Much of AstraZeneca’s diabetes focus in 2014 will be on its upcoming launches, primarily dapagliflozin in the U.S. and other non-European territories. After that, resources will be put behind building the Bydureon brand, and on life-cycle management of Onglyza. AstraZeneca is working on a fixed-dose combination of Onglyza and dapagliflozin, nicknamed SaxaDapa.

Laghrissi-Thode summarized some of the diabetes research taking place in AstraZeneca’s research laboratories in Molndal, Sweden, and Gettysburg, PA. She emphasized that the drug maker is not only looking at ways to improve glycemic control or reduce weight.

“We are also investing in new treatments for diabetic complications,” she said.

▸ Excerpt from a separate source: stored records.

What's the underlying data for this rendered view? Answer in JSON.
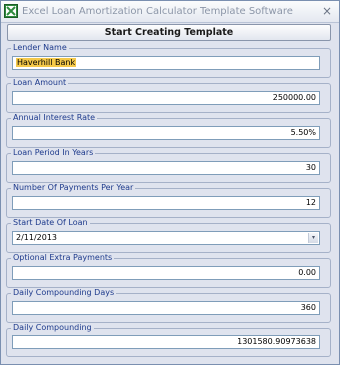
{
  "window": {
    "title": "Excel Loan Amortization Calculator Template Software",
    "close_symbol": "×"
  },
  "start_button": {
    "label": "Start Creating Template"
  },
  "fields": {
    "lender_name": {
      "label": "Lender Name",
      "value": "Haverhill Bank"
    },
    "loan_amount": {
      "label": "Loan Amount",
      "value": "250000.00"
    },
    "annual_interest_rate": {
      "label": "Annual Interest Rate",
      "value": "5.50%"
    },
    "loan_period": {
      "label": "Loan Period In Years",
      "value": "30"
    },
    "payments_per_year": {
      "label": "Number Of Payments Per Year",
      "value": "12"
    },
    "start_date": {
      "label": "Start Date Of Loan",
      "value": "2/11/2013",
      "dropdown_symbol": "▾"
    },
    "extra_payments": {
      "label": "Optional Extra Payments",
      "value": "0.00"
    },
    "compounding_days": {
      "label": "Daily Compounding Days",
      "value": "360"
    },
    "daily_compounding": {
      "label": "Daily Compounding",
      "value": "1301580.90973638"
    }
  },
  "colors": {
    "window_bg": "#dfe3ee",
    "group_label": "#1d3a8c",
    "selection": "#f5c94a"
  },
  "icons": {
    "app": "excel-icon",
    "close": "close-icon",
    "dropdown": "chevron-down-icon"
  }
}
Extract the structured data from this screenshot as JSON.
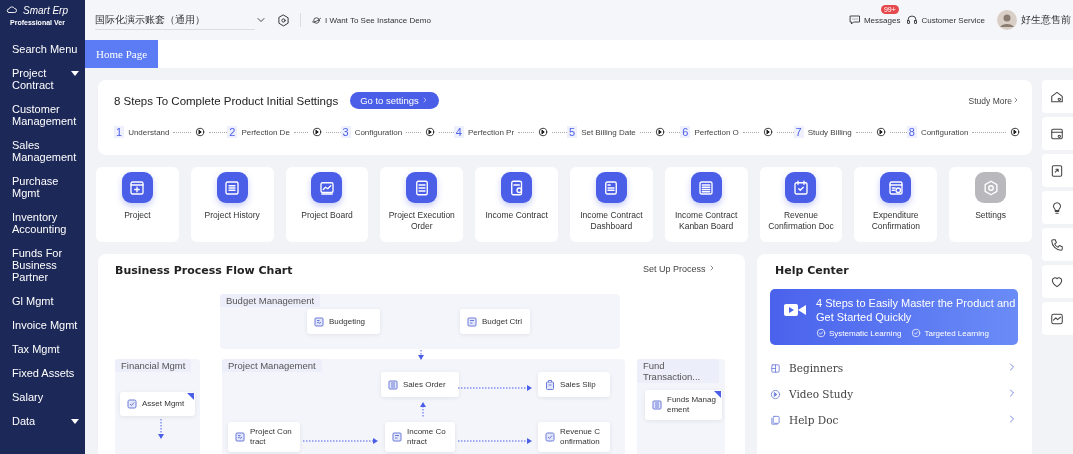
{
  "brand": {
    "name": "Smart Erp",
    "edition": "Professional Ver"
  },
  "sidebar": {
    "items": [
      {
        "label": "Search Menu",
        "has_submenu": false
      },
      {
        "label": "Project Contract",
        "has_submenu": true
      },
      {
        "label": "Customer Management",
        "has_submenu": false
      },
      {
        "label": "Sales Management",
        "has_submenu": false
      },
      {
        "label": "Purchase Mgmt",
        "has_submenu": false
      },
      {
        "label": "Inventory Accounting",
        "has_submenu": false
      },
      {
        "label": "Funds For Business Partner",
        "has_submenu": false
      },
      {
        "label": "Gl Mgmt",
        "has_submenu": false
      },
      {
        "label": "Invoice Mgmt",
        "has_submenu": false
      },
      {
        "label": "Tax Mgmt",
        "has_submenu": false
      },
      {
        "label": "Fixed Assets",
        "has_submenu": false
      },
      {
        "label": "Salary",
        "has_submenu": false
      },
      {
        "label": "Data",
        "has_submenu": true
      }
    ]
  },
  "topbar": {
    "account": "国际化演示账套（通用）",
    "demo_link": "I Want To See Instance Demo",
    "messages": "Messages",
    "messages_badge": "99+",
    "service": "Customer Service",
    "user": "好生意售前"
  },
  "tabs": [
    {
      "label": "Home Page",
      "selected": true
    }
  ],
  "setup": {
    "title": "8 Steps To Complete Product Initial Settings",
    "button": "Go to settings",
    "more": "Study More",
    "steps": [
      {
        "number": "1",
        "label": "Understand"
      },
      {
        "number": "2",
        "label": "Perfection De"
      },
      {
        "number": "3",
        "label": "Configuration"
      },
      {
        "number": "4",
        "label": "Perfection Pr"
      },
      {
        "number": "5",
        "label": "Set Billing Date"
      },
      {
        "number": "6",
        "label": "Perfection O"
      },
      {
        "number": "7",
        "label": "Study Billing"
      },
      {
        "number": "8",
        "label": "Configuration"
      }
    ]
  },
  "shortcuts": [
    {
      "label": "Project",
      "kind": "app"
    },
    {
      "label": "Project History",
      "kind": "app"
    },
    {
      "label": "Project Board",
      "kind": "app"
    },
    {
      "label": "Project Execution Order",
      "kind": "app"
    },
    {
      "label": "Income Contract",
      "kind": "app"
    },
    {
      "label": "Income Contract Dashboard",
      "kind": "app"
    },
    {
      "label": "Income Contract Kanban Board",
      "kind": "app"
    },
    {
      "label": "Revenue Confirmation Doc",
      "kind": "app"
    },
    {
      "label": "Expenditure Confirmation",
      "kind": "app"
    },
    {
      "label": "Settings",
      "kind": "settings"
    }
  ],
  "flow_chart": {
    "title": "Business Process Flow Chart",
    "action": "Set Up Process",
    "groups": [
      {
        "label": "Budget Management"
      },
      {
        "label": "Financial Mgmt"
      },
      {
        "label": "Project Management"
      },
      {
        "label": "Fund Transaction..."
      }
    ],
    "nodes": [
      {
        "label": "Budgeting",
        "flagged": false
      },
      {
        "label": "Budget Ctrl",
        "flagged": false
      },
      {
        "label": "Asset Mgmt",
        "flagged": true
      },
      {
        "label": "Sales Order",
        "flagged": false
      },
      {
        "label": "Sales Slip",
        "flagged": false
      },
      {
        "label": "Project Contract",
        "flagged": false
      },
      {
        "label": "Income Contract",
        "flagged": false
      },
      {
        "label": "Revenue Confirmation",
        "flagged": false
      },
      {
        "label": "Funds Management",
        "flagged": true
      }
    ]
  },
  "help_center": {
    "title": "Help Center",
    "banner": {
      "title": "4 Steps to Easily Master the Product and Get Started Quickly",
      "tags": [
        "Systematic Learning",
        "Targeted Learning"
      ]
    },
    "links": [
      "Beginners",
      "Video Study",
      "Help Doc"
    ]
  }
}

She sees epidemiological trends – 500 million patients with diabetes over the next three decades, 200 million of them from emerging markets, especially from India and China – driving the incidence of diabetic complications. In particular, AstraZeneca is investigating ways to reverse or delay diabetic nephropathy.

She cited a drug in the firm’s portfolio, from AstraZeneca’s partnership with FibroGen Inc., that is an oral anemia drug for patients in dialysis or pre-dialysis, adding that it could benefit patients with advanced diabetes needing dialysis (Also see "AstraZeneca To Share FibroGen’s Anemia Compound With Astellas, But Will Hoard China For Itself" - Scrip, 2 Aug, 2013.).

Lastly, she mentioned triglyceride-lowering fish-oil derivative Epanova, acquired in a partnership with Omthera Pharmaceuticals Inc., for patients with severe hypertriglyceridemia (Also see "AstraZeneca’s Soriot Outlines Epanova Approach, Reviews Tough First Year As CEO" - Pink Sheet, 6 Dec, 2013.). These patients are at risk of pancreatitis. Epanova is pending at FDA with an action date in May 2014.

The idea, said Laghrissa-Thode, is to move away from “glucocentric solutions” and to “bring a comprehensive treatment to the diabetic patient.”